Before long the Daily Show began gleefully hammering Cramer in a game of old-fashioned dozens, playing clips of the maniacal prognosticator demonstratively unfurling one monumentally wrong prediction after the other for months. This brought the high and mighty NBC family into the war of words, which continued to make the once proud news organization look defensive and amateurish, engaging morning show hosts, nightly anchors and commentators into the fray. All the while providing delicious fodder for Stewart and his band of cut-up savants and the facility over each and every show to pull out what Stewart finally exclaimed were “inept at best and criminal at worst” flippantly proffered suggestions for investors to entrust their hard-earned money.

The story ended later in the week when Cramer, fresh from an ironic appearance on the Martha Stewart show, visited the Daily Show, where he stammered like a guilty school kid in the principle’s office as Stewart and crew played streamed online video of Cramer admitting to an embarrassing series of insider trading malfeasances.

Stewart’s smolderingly vicious and brutally honest surgery of the nonsense that passes for sober reviews and previews of the volatile nature of stock market play was both frightening and illuminating. Cramer, for his part, perfectly played the exposed Wizard of Oz as the stuttering, befuddled man behind the curtain.
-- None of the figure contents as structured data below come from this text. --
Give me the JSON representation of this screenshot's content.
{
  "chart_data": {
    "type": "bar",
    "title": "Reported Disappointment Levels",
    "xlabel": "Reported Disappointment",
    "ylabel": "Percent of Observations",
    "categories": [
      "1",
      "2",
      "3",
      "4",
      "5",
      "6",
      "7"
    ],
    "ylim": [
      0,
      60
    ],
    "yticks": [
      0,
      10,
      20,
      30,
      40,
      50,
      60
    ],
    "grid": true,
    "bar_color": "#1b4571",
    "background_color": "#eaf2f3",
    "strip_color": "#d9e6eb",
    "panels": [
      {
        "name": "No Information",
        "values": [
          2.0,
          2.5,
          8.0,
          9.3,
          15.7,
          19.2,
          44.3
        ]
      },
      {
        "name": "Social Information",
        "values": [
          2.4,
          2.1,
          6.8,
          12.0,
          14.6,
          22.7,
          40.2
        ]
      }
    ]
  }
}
Cramer, Stewart most assuredly pointed out, is the unfortunate but indisputable face of an unfathomable monster known as speculative market trading which could no more bring vast riches to the lazy dreamers of our nation than it can be a thermometer of our economic solvency or strategic governance.

The Republican Party is still mired in ridiculous mud slinging over culture wars and fiscal mishaps, and the world of financial journalism is still blank stares sold as unblinking certitude, but for two straight weeks a pair of clowns – one from the Right and one from the Left – took the best our American free speech and blessed dissent could offer, wrapped it up in an entertaining brand of fisticuffs, and ultimately brought to light that which must be illuminated.

This is how the system, screwed as it is, works best.